Michael Tomasky at the Guardian is asking a good set of questions and follows them up with some interesting data on Blue Dog political situations. Progressive activists should use this data to build a Blue Dog Primary Taxonomy and targeting list. 



So what I'm trying to get at here is: how vulnerable, really, are some of these Blue Dogs? To hear them talk sometimes, you'd think if they depart one iota from a basically conservative agenda, the voters will toss them out. I'm not insensitive to that prospect. As we will see, some Blue Dogs have very legitimate concerns...


I matched result 2 against result 3 to get something I call the MVM -- the Margin Versus McCain. For example, if Democrat Ms. Byron beat Republican Mr. Shelley by 10 points, and McCain won that district by 20 points, Ms. Byron's MVM is -10. If Democrat Mr. Jagger beat Republican Mr. Richards by 25 points, and McCain won that district by 10 points, Mr. Jagger's MVM is +15...


If I represent a district that I won handily and McCain squeaked by, that's a very different thing from my squeaking by in a district McCain won handily, and it dictates different voting behavior by me once I'm in Congress, if I want to stay in office...


Number whose MVM is plus 15 or better: 25 (51%)
Whose MVM is plus 10 or better: 30 (61%)
Number who won by 25-plus points: 23 (47%)
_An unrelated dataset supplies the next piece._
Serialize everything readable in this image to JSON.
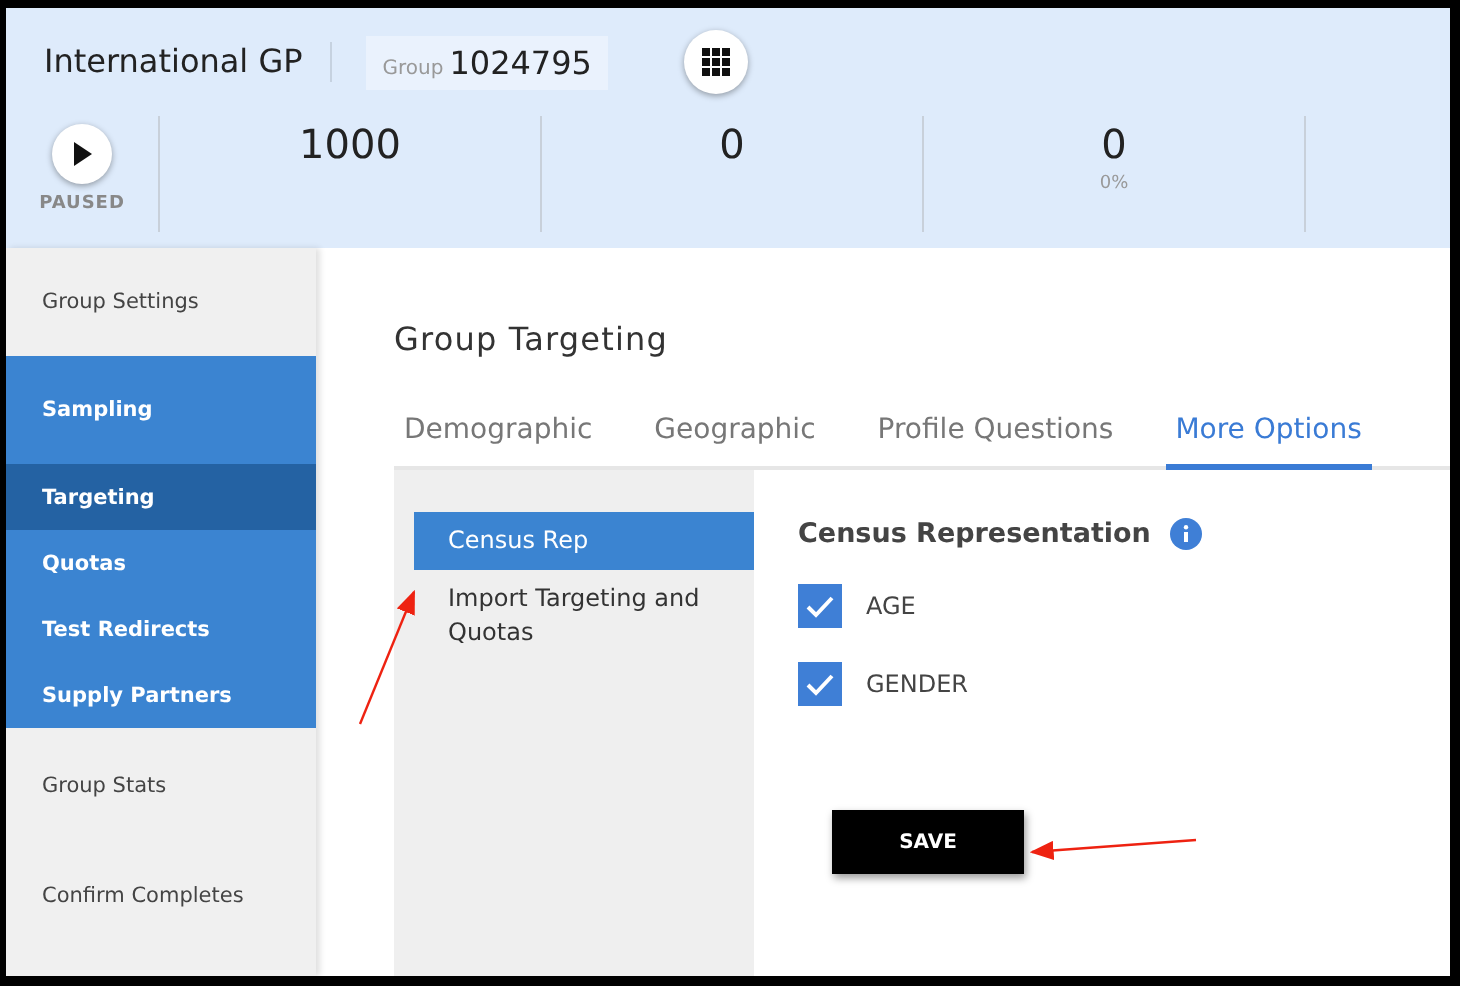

In the Margin v. McCain statistic, positive is better for the Democratic incumbent as that shows their draw above the recent generic Republican vote in the district.  One would imagine that most Blue Dogs would be in districts where they are just hanging on to be re-elected or elected.  There is a caucus of Democrats who are in deep red districts and there is no ideological opportunity cost.  However, as the MVM numbers show, about half of the Blue Dogs are firmly entrenched in swing-ish districts or better.  These are opportunity costs that progressives are paying.  Let's look at the top few MVM Democrats:



 1.Tennessee, 8: John Tanner, 100-0; McCain, 56-43; MVM, +87
2.West Virginia, 1: Alan Mollohan, 100-0; McCain, 57-42; MVM, +85
3.Arkansas, 1: Marion Barry, 100-0; McCain, 59-38; MVM, +79
4.Virginia, 9: Rick Boucher, 97-0; McCain, 59-40; MVM, +79
5.Louisiana, 3: Charlie Melancon, 100-0; McCain, 61-37; MVM, +76
6.Arkansas, 2: Vic Snyder, 77-0; McCain, 54-44; MVM, +67
7.Arkansas, 4: Mike Ross, 86-0; McCain, 58-39; MVM, +67
8.Tennessee, 6: Bart Gordon, 74-0; McCain, 62-37; MVM,+49
9.Minnesota, 7: Collin Peterson, 72-28; McCain, 50-47; MVM, +41

Pressure from the left could safely impose pain in the ass costs to these nine Representatives without endangering the seats.  Imposing costs or providing rewards is the most reliable method of changing political behavior.  Campaigning, for most individuals, sucks as it sucks up time, energy and effort that could be better spent fishing, or preening in front of the cameras and local editorial boards.  Right now there is no cost of being an entrenched and fairly safe Blue Dog from the left, so primarying two or three targets with a known minimal chance of success of defeating the incumbent will create a new set of cost calculations.